Trump pushing Iran, China, Turkey, Russia to form anti-sanction alliance

TEHRAN, Aug. 14 (MNA) – From the Bosphorus to Beijing, a new power bloc is emerging to challenge the established order, as Trump is concurrently confronting Iran, China, Russia and Turkey.

According to a new piece of op-ed written by Mark Almond, the Director of the Crisis Research Institute in Oxford, US President Trump is creating an axis of the sanctioned with pushing the countries suffering from US aggressive measures to form an alliance to counter US intimidating behaviors.

“Trade wars are easy to win,” Donald Trump reassured Americans when he launched stiff tariffs on Chinese exports. Then in rapid fire he re-imposed sweeping sanctions on Iran, ramped them up on Russia and sent Turkey’s currency into a tailspin with tariffs on steel and aluminum exports.

So far first blood to the US. Even China has found that its huge trade surplus makes it more vulnerable to American measures than the US economy is to counter-measures from Beijing. The sharp falls in the rouble, Iran’s rial and the Turkish lira are all testimony to America’s status as the world’s financial heavyweight.

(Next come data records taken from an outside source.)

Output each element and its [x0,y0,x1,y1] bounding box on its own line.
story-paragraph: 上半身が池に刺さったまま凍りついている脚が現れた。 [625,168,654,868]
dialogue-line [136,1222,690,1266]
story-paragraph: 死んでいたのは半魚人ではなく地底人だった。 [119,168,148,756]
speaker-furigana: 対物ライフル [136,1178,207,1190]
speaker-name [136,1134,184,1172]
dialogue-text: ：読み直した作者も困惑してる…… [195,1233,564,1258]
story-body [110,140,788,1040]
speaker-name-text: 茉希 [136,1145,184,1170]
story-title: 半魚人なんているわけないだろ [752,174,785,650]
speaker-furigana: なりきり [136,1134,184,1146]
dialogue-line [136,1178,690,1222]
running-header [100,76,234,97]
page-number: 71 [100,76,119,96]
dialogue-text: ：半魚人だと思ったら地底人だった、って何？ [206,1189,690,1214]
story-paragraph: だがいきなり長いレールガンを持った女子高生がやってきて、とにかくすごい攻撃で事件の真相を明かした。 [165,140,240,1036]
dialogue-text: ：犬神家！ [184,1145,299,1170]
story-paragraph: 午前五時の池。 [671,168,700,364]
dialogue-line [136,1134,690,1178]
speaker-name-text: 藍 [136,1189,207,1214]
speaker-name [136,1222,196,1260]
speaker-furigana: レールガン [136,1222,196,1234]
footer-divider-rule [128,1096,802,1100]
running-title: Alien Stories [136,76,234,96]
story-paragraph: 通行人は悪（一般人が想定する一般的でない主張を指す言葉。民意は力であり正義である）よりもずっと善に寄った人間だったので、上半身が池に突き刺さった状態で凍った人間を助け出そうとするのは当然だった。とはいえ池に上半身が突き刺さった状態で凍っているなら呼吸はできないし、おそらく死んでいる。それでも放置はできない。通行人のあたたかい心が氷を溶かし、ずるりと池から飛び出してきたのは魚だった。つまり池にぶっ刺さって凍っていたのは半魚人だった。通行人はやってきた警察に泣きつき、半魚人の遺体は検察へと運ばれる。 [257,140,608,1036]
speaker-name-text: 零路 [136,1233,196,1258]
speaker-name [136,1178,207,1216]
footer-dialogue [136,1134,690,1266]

Yet maybe things have gone too easily. For all the economic costs inflicted on Trump’s targets, the primary reasons for his measures have been political. Just as the US president seemed to bring North Korea to heel with a potent mixture of threatening “fire and fury”, plus tightening the economic noose, so Iranian officials and the Kremlin were supposed to concede to Washington as their currencies and economies were tipped into recession. Turkey, too, has been under pressure to release a US citizen held for alleged collusion with the 2016 coup. But isn’t the point of sanctions to isolate a state? Creating a swathe of pariahs from the Bosphorus to Beijing could backfire. Trump’s scatter-gun approach to sanctioning rivals risks creating an alliance of the sanctioned.

Taken individually, Iran, Turkey, Russia and even China are vulnerable to American pressure. But if these countries are pushed together, their mutual support and capacity to cause turmoil could make US measures counterproductive. Maybe a coalescing of Iran and Turkey could be dismissed but add Russia and China, and they suddenly have a new geopolitical hinterland.

Turkey’s President Erdogan more than hinted at a reorientation when he reacted to US tariffs by saying his country could find new friends and got on the phone to Putin. Even before the tariffs spat, Erdogan had been reviling Washington for not extraditing his foe, Gulen, for alleged coup plotting in 2016. Turkey has been cozying up to the Kremlin, ordering the Russian S-400 anti-aircraft missile system in a clear departure from NATO’s integrated air defense.

Turkey is the linchpin because until now it has been inside the US-led NATO tent. Its position at the junction of Europe and Asia, bordering Russia, Iran, Iraq and Syria, was one reason Washington always wanted Turkey in NATO. It is also why Russia sees huge gains to Trump’s double-sanctioning of both Moscow and Ankara.

Unless one of Trump’s targets blinks, the pain threshold might be passed without either regime-change or a regime reversing course. Already Imran Khan’s Pakistan, dependent on Chinese investment, has announced its support for Turkey vis-à-vis the US – and it has received an offer of Russian military assistance to replace blocked US training and supplies. That could put another piece onto the board linking Turkey and Iran to China.

Trump’s simultaneous confrontation with the axis of the sanctioned is bringing clarity to international relations. He is making everyone choose where they stand. But he is forgetting the wisdom of his great predecessor, Abraham Lincoln. During the Civil War, his secretary of state said the Union should invade Canada to punish Britain for its sympathy for the South. “One war at a time,” Lincoln admonished him and concentrated on beating the main enemy.

Trump would be wiser to punish one adversary at a time. Afterwards he could find the others more amenable when they have fewer friends.